Friday, November 14, 2014

Gajah Dan 7 Orang Buta

Dahulu kala, terdapatlah seorang raja yang mengalami kerepotan dengan para menterinya. Mereka terlalu banyak berbantah sehingga nyaris tak satupun keputusan dapat diambil. Para menteri itu mengikuti tradisi politik kuno, masing-masing menyatakan bahwa dirinyalah yang paling benar dan yang lainnya salah. Meskipun demikian, ketika sang raja yang penuh kuasa menggelar perayaan festival umum, mereka semua bisa sepakat untuk cuti bersama.

Festival yang luar bisa itu digelar di sebuah stadion besar. Ada nyanyian dan tarian, akrobat, badut, musik dan banyak lagi. Dan di puncak acara, di kerumunan banyak orang, dengan para menteri yang tentunya menempati tempat duduk terbaik, sang raja menuntun sendiri gajah ke tengah arena. Di belakang gajah itu berjalanlah tujuh orang buta yang telah diketahui oleh umum sebagai orang-orang yang buta sejak lahir.

Sang raja meraih tangan orang buta pertama, menuntunnya untuk meraba belalai gajah itu dan memberitahunya bahwa itulah gajah. Raja lalu membantu orang buta kedua untuk meraba gading sang gajah, orang buta ketiga meraba kupingnya, yang keempat meraba kepalanya, yang kelima meraba badannya, yang keenam meraba kaki, dan yang ketujuh meraba ekornya, lalu menyatakan kepada masing-masing orang buta bahwa itulah yang dinamakan gajah.

Lalu raja kembali kepada si buta pertama dan memintanya untuk menyebutkan dengan lantang seperti apakah gajah itu.

"Menurut pertimbangan dan pendapat saya yang ahli ini," kata si buta pertama, yang meraba belalai gajah, "saya nyatakan dengan keyakinan penuh bahwa seekor ‘gajah’ adalah sejenis ular, marga python asiaticus."

"Sungguh omong kosong," seru si buta kedua yang meraba gading gajah. "Seekor ‘gajah’ terlalu keras untuk dianggap sebagai seeokr ular. Fakta sebenarnya, dan daya tak pernah salah, gajah itu seperti bajak petani."

"Jangan melucu," cemooh si buta ketiga yang meraba kuping gajah. "Seekor ‘gajah’adalah seperti daun kipas yang besar."

"Kalian idiot tak berguna!" tawa si buta keempat yang meraba kepala gajah. "Seekor ‘gajah’sudah pasti adalah sebuah gentong air yang besar."

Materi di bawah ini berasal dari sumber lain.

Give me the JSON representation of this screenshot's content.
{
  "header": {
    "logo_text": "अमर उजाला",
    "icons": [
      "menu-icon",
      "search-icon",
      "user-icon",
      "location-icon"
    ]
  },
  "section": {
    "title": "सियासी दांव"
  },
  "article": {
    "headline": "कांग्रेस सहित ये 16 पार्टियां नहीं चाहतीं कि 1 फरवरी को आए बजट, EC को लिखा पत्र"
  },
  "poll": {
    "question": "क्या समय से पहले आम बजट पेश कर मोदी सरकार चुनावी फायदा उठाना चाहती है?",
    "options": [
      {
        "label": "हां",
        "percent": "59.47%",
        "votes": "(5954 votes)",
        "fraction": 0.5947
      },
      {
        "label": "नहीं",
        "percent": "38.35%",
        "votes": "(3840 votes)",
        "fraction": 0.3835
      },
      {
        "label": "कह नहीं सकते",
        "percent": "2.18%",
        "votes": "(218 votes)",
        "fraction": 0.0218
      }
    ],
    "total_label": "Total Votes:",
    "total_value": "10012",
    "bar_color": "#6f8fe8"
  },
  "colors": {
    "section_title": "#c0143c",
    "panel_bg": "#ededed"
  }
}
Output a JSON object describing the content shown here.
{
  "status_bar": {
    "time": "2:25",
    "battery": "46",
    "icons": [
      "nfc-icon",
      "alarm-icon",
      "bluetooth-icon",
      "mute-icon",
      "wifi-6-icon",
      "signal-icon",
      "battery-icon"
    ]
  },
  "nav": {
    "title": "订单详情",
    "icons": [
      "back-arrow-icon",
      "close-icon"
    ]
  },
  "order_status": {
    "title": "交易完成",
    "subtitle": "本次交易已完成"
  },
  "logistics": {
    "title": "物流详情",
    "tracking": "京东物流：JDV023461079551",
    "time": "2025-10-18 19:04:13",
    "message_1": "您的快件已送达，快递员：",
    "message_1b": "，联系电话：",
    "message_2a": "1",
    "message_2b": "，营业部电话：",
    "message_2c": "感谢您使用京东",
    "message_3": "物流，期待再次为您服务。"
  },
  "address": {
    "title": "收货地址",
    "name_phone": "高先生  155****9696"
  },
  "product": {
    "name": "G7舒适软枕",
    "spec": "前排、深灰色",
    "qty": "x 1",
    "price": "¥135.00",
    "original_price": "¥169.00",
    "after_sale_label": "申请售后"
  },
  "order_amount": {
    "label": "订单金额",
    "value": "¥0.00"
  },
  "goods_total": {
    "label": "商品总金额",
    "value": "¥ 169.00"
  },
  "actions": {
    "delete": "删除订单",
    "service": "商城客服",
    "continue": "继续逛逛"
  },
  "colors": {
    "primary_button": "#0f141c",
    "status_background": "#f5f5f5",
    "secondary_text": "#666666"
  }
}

"Mustahil! Benar-benar mustahil!," cibir si buta kelima yang meraba badan gajah. "Seekor ‘gajah’adalah sebuah batu karang besar."

"Dasar orang-orang picik!" seringai si buta terakhir yang meraba ekor gajah. "Aku akan memberitahu kalian apa sebenarnya ‘gajah’ itu. Seekor gajah adalah semacam pecut pengusir lalat. Aku tahu, aku dapat merasakannya."

"Sampah! Gajah itu seekor ular.". "Tidak bisa! Itu gentong air!". "Bukan! Gajah itu… " Dan para buta itu pun mulai berbantah dengan sengitnya, semuanya bicara berbarengan, menyebabkan kata-kata melebur menjadi teriakan-teriakan yang lantang dan panjang. Tatkala kata-kata penghinaan mulai mengudara, lantas datanglah jotosan. Para buta itu tidak yakin betul siapa yang mereka jotos, tetapi tampaknya itu tidak terlalu penting dalam tawuran semacam itu. Mereka sedang berjuang demi pronsip, demi integritas, demi kebenaran. Kebenaran masing-masing pada kenyataannya.

Saat prajurit raja melerai tawuran membuta diantara orang-orang buta itu, kerumunan hadirin di stadion terpaku diam dan wajah para menteri tampak malu. Setiap orang yang hadir menangkap pesan yang ingin disampaikan oleh raja melalui pelajaran itu.

Seringkali kita tidak memahami sesuatu kebenaran di Alkitab secara keseluruhan, kita bahkan lebih suka melihatnya sebagian-sebagian, padahal maknanya jelas melenceng dari kebenaran yang sesungguhnya dan kebenaran yang sesungguhnya itu seringkali hanya dapat diperoleh melalui penyelidikan dan pengetahuan yang lengkap terhadap suatu konteks pelajaran yang dipelajari.